Thursday, May 26, 2005 Back The Halifax Herald Limited

Rain stalls Burnside expansion


Record rainfall this month has led to a work stoppage at the Burnside Park expansion.

The provincial Environment Department issued an emergency order at 11 a.m. Tuesday because of concerns about soil erosion and silt entering Lake Micmac.

Department spokeswoman Adele Poirier said landowner Dartmouth Crossings Ltd. had taken steps to deal with run-off but the recent rain has just been too much.

"They're getting to the point where the measures just aren't doing enough, and so it's time for us to take the next step," Ms. Poirier said.

The order, which is effective for 72 hours, gave the company 24 hours to meet several conditions. Those included installing silt fences to prevent silt from entering the lake, having them checked by a certified diver, and having a contingency plan in case the fences fail.

Other conditions included applying straw mulch to all the exposed soil to prevent erosion, building siltation ponds, and creating an engineer-approved erosion and siltation plan. Ms. Poirier said that plan may take more than 24 hours to create.

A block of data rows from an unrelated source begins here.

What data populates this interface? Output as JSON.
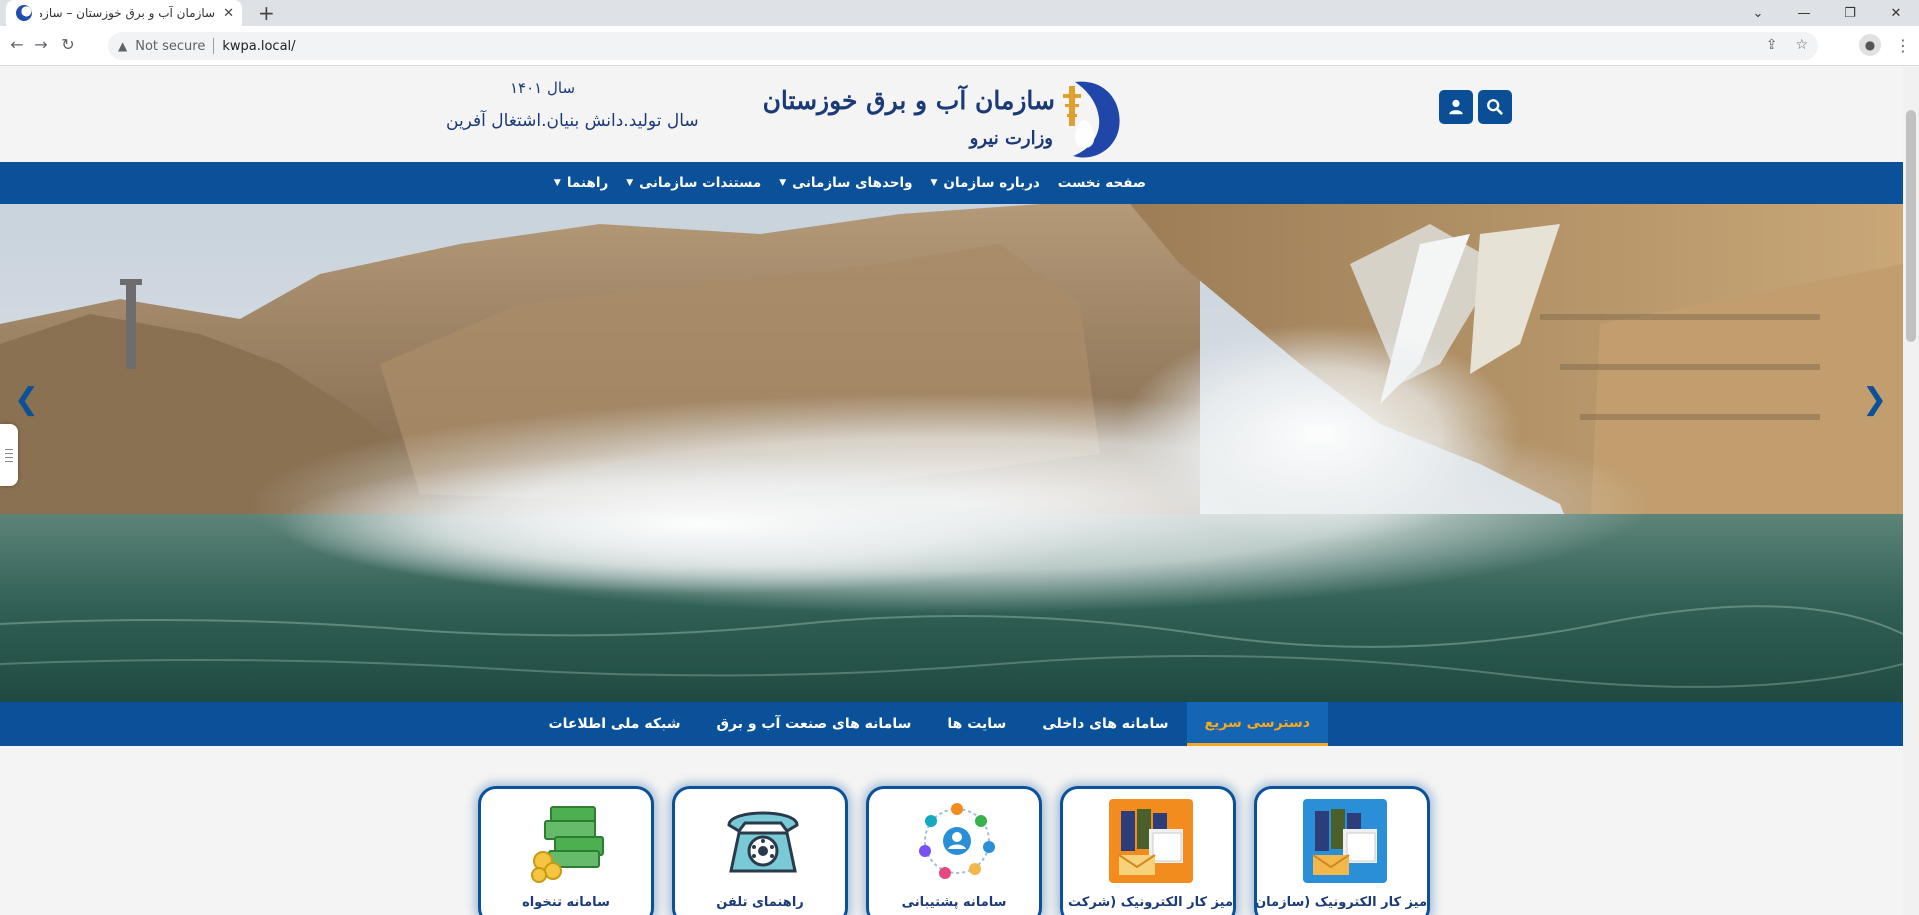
{
  "browser": {
    "tab_title": "سازمان آب و برق خوزستان – سازمان آب و برق خوزستان",
    "tab_close": "✕",
    "new_tab": "+",
    "security_label": "Not secure",
    "url": "kwpa.local/",
    "window_controls": [
      "⌄",
      "—",
      "❐",
      "✕"
    ]
  },
  "header": {
    "org_name": "سازمان آب و برق خوزستان",
    "ministry": "وزارت نیرو",
    "year": "سال ۱۴۰۱",
    "year_motto": "سال تولید.دانش بنیان.اشتغال آفرین",
    "brand_color": "#0a519a"
  },
  "main_nav": {
    "items": [
      {
        "label": "صفحه نخست",
        "dropdown": false
      },
      {
        "label": "درباره سازمان",
        "dropdown": true
      },
      {
        "label": "واحدهای سازمانی",
        "dropdown": true
      },
      {
        "label": "مستندات سازمانی",
        "dropdown": true
      },
      {
        "label": "راهنما",
        "dropdown": true
      }
    ],
    "caret": "▼"
  },
  "slider": {
    "prev": "❮",
    "next": "❯"
  },
  "quick_tabs": {
    "items": [
      "دسترسی سریع",
      "سامانه های داخلی",
      "سایت ها",
      "سامانه های صنعت آب و برق",
      "شبکه ملی اطلاعات"
    ],
    "active_index": 0,
    "active_color": "#f5a623"
  },
  "cards": [
    {
      "label": "میز کار الکترونیک (سازمان)",
      "icon": "office-folders-icon"
    },
    {
      "label": "میز کار الکترونیک (شرکت ها)",
      "icon": "office-folders-orange-icon"
    },
    {
      "label": "سامانه پشتیبانی",
      "icon": "support-network-icon"
    },
    {
      "label": "راهنمای تلفن",
      "icon": "telephone-icon"
    },
    {
      "label": "سامانه تنخواه",
      "icon": "money-stack-icon"
    }
  ]
}
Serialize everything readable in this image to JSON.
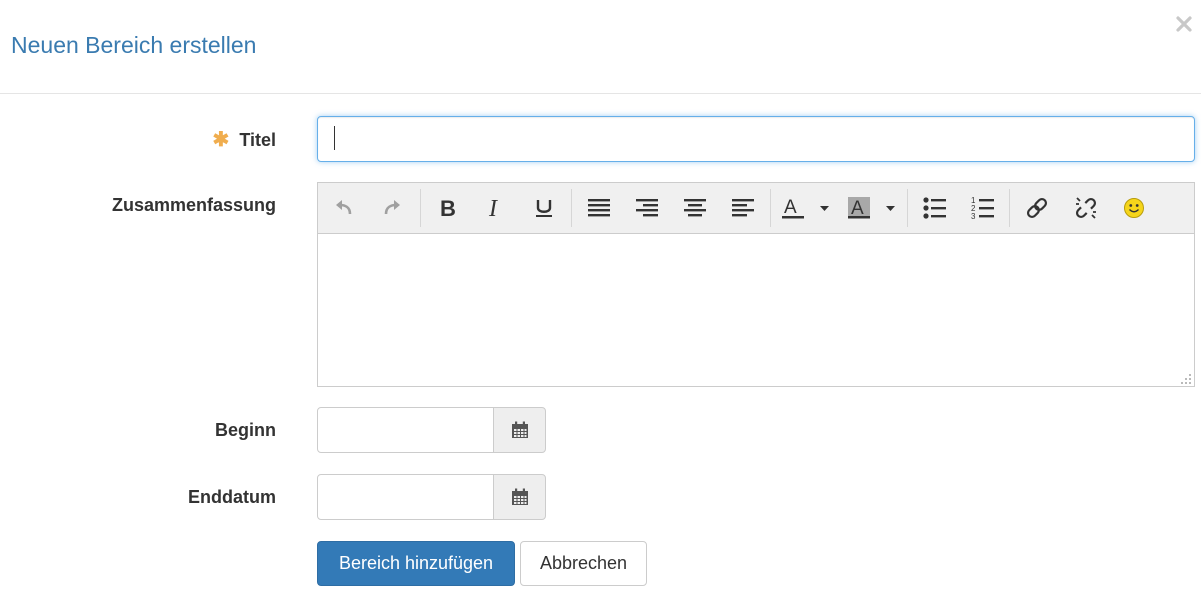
{
  "dialog": {
    "title": "Neuen Bereich erstellen",
    "close_icon": "close-icon"
  },
  "form": {
    "title_label": "Titel",
    "required_marker": "✱",
    "title_value": "",
    "summary_label": "Zusammenfassung",
    "start_label": "Beginn",
    "start_value": "",
    "end_label": "Enddatum",
    "end_value": ""
  },
  "editor": {
    "toolbar_icons": [
      "undo-icon",
      "redo-icon",
      "bold-icon",
      "italic-icon",
      "underline-icon",
      "align-justify-icon",
      "align-right-icon",
      "align-center-icon",
      "align-left-icon",
      "text-color-icon",
      "background-color-icon",
      "bullet-list-icon",
      "numbered-list-icon",
      "link-icon",
      "unlink-icon",
      "emoticon-icon"
    ],
    "content": ""
  },
  "actions": {
    "submit_label": "Bereich hinzufügen",
    "cancel_label": "Abbrechen"
  },
  "colors": {
    "accent": "#337ab7",
    "title": "#3a7bb0",
    "required": "#f0ad4e",
    "focus": "#66afe9"
  }
}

She said she didn't know whether the company had met the conditions by 11 a.m. Wednesday.

In a news release, the company said it has made substantial progress in reducing the sediments entering the lake.

Despite record rainfall this month, flow control measures have reduced the sediment running into Lake Micmac to one-10th of last fall's levels, the release said.

"We are pleased with the progress we have made to date but won't be satisfied until the problem is completely solved," said Glenn Munro, president of Dartmouth Crossings Ltd.

"We are committed to cleaning up the site in a manner that will add value to the greater community."

The company is co-operating with the Environment Department and the federal Department of Fisheries and Oceans in redeveloping the site.

The land, which used to be the site of an asphalt quarry and a dump, will soon be home to a cluster of stores, perhaps including Ikea.

Coun. Andrew Younger (East Dartmouth-The Lakes) said he's pleased the Environment Department issued the stop-work order.

"It's a positive step," he said. "I'm glad that the minister is taking this seriously."

The councillor has been trying to get work halted at the site since heavy spring rains six weeks ago resulted in the lake water turning red.

Mr. Younger said the emergency order's requirement for an erosion and siltation plan is important.

"That's a really big one," he said. "It will put environmental restrictions on the development from here on in."

He noted the company will have to continue testing during the construction of the project.

"They are going to have to be responsible to the minister, directly, for anything that happens at that site."

Environment Minister Kerry Morash could extend the work stoppage past 72 hours with a ministerial order.